Ready to get started?
Contact your local service center to start your application.
How to Get Assistance
Do you farm or ranch and want to make improvements to the land that you own or lease?
Natural Resources Conservation Service offers technical and financial assistance to help farmers, ranchers and forest landowners.
To get started with NRCS, we recommend you stop by your local NRCS field office. We’ll discuss your vision for your land.
NRCS provides landowners with free technical assistance, or advice, for their land. Common technical assistance includes: resource assessment, practice design and resource monitoring. Your conservation planner will help you determine if financial assistance is right for you.

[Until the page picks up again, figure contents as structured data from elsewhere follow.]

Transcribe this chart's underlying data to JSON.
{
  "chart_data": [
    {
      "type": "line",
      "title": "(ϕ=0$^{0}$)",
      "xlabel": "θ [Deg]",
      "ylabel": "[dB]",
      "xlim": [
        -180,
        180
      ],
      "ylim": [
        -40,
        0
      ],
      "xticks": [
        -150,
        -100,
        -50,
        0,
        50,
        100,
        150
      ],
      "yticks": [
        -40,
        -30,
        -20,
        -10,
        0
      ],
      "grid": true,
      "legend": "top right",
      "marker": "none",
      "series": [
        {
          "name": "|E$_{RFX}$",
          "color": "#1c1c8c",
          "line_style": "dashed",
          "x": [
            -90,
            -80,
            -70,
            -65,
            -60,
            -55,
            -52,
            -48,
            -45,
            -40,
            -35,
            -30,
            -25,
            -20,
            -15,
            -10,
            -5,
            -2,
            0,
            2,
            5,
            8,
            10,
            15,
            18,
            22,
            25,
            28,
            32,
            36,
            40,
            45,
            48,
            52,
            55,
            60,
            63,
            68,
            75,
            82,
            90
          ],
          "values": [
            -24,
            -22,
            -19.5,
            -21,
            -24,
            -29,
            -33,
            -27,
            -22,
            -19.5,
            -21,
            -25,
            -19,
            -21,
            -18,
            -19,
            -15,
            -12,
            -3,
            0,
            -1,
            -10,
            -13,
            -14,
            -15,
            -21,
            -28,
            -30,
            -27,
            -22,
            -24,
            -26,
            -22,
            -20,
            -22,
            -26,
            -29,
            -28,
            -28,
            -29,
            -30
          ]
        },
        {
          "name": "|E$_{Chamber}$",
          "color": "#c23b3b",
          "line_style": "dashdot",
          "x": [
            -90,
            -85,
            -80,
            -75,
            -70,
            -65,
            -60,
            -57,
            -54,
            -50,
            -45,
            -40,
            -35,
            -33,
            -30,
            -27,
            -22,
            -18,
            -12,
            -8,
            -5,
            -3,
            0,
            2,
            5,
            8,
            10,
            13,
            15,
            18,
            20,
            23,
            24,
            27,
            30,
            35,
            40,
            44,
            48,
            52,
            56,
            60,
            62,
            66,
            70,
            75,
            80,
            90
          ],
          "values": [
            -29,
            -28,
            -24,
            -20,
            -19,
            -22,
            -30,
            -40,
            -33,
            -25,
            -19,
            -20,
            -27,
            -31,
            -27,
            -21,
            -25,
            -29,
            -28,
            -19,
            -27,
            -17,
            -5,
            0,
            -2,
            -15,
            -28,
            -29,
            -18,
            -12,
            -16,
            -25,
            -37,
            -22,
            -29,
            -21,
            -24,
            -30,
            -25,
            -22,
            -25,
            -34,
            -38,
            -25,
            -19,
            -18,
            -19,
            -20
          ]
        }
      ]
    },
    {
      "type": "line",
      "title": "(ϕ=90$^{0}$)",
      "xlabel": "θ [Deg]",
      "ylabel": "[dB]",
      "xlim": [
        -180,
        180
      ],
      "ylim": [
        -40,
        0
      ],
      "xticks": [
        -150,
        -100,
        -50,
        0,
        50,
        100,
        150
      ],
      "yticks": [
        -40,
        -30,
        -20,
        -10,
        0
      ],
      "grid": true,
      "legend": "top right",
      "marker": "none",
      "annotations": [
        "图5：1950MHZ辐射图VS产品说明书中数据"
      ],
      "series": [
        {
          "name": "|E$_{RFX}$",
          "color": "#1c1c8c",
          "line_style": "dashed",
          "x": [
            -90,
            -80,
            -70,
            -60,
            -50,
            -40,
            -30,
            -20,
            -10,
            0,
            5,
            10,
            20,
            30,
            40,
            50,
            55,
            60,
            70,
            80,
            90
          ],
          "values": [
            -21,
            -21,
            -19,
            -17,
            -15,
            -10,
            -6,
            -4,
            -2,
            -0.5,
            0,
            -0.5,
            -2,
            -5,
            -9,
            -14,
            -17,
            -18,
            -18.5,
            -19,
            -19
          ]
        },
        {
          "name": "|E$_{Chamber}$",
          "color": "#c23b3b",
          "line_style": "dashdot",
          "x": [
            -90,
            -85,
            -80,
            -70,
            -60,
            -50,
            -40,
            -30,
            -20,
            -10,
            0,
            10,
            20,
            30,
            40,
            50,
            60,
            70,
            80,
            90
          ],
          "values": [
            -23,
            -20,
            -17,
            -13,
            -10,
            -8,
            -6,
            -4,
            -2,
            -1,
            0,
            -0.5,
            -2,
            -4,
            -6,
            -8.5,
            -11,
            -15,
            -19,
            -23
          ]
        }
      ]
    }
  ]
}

We’ll walk you through the application process. To get started on applying for financial assistance, we’ll work with you:
- To fill out an AD 1026, which ensures a conservation plan is in place before lands with highly erodible soils are farmed. It also ensures that identified wetland areas are protected.
- To meet other eligibility certifications.
Once complete, we’ll work with you on the application, or CPA 1200.
Applications for most programs are accepted on a continuous basis, but they’re considered for funding in different ranking periods. Be sure to ask your local NRCS district conservationist about the deadline for the ranking period to ensure you turn in your application in time.
As part of the application process, we’ll check to see if you are eligible. To do this, you’ll need to bring:
- An official tax ID (Social Security number or an employer ID)
- A property deed or lease agreement to show you have control of the property; and
- A farm tract number.
If you don’t have a farm tract number, you can get one from USDA’s Farm Service Agency. Typically, the local FSA office is located in the same building as the local NRCS office. You only need a farm tract number if you’re interested in financial assistance.
NRCS will take a look at the applications and rank them according to local resource concerns, the amount of conservation benefits the work will provide and the needs of applicants.
If you’re selected, you can choose whether to sign the contract for the work to be done.
Once you sign the contract, you’ll be provided standards and specifications for completing the practice or practices, and then you will have a specified amount of time to implement. Once the work is implemented and inspected, you’ll be paid the rate of compensation for the work if it meets NRCS standards and specifications.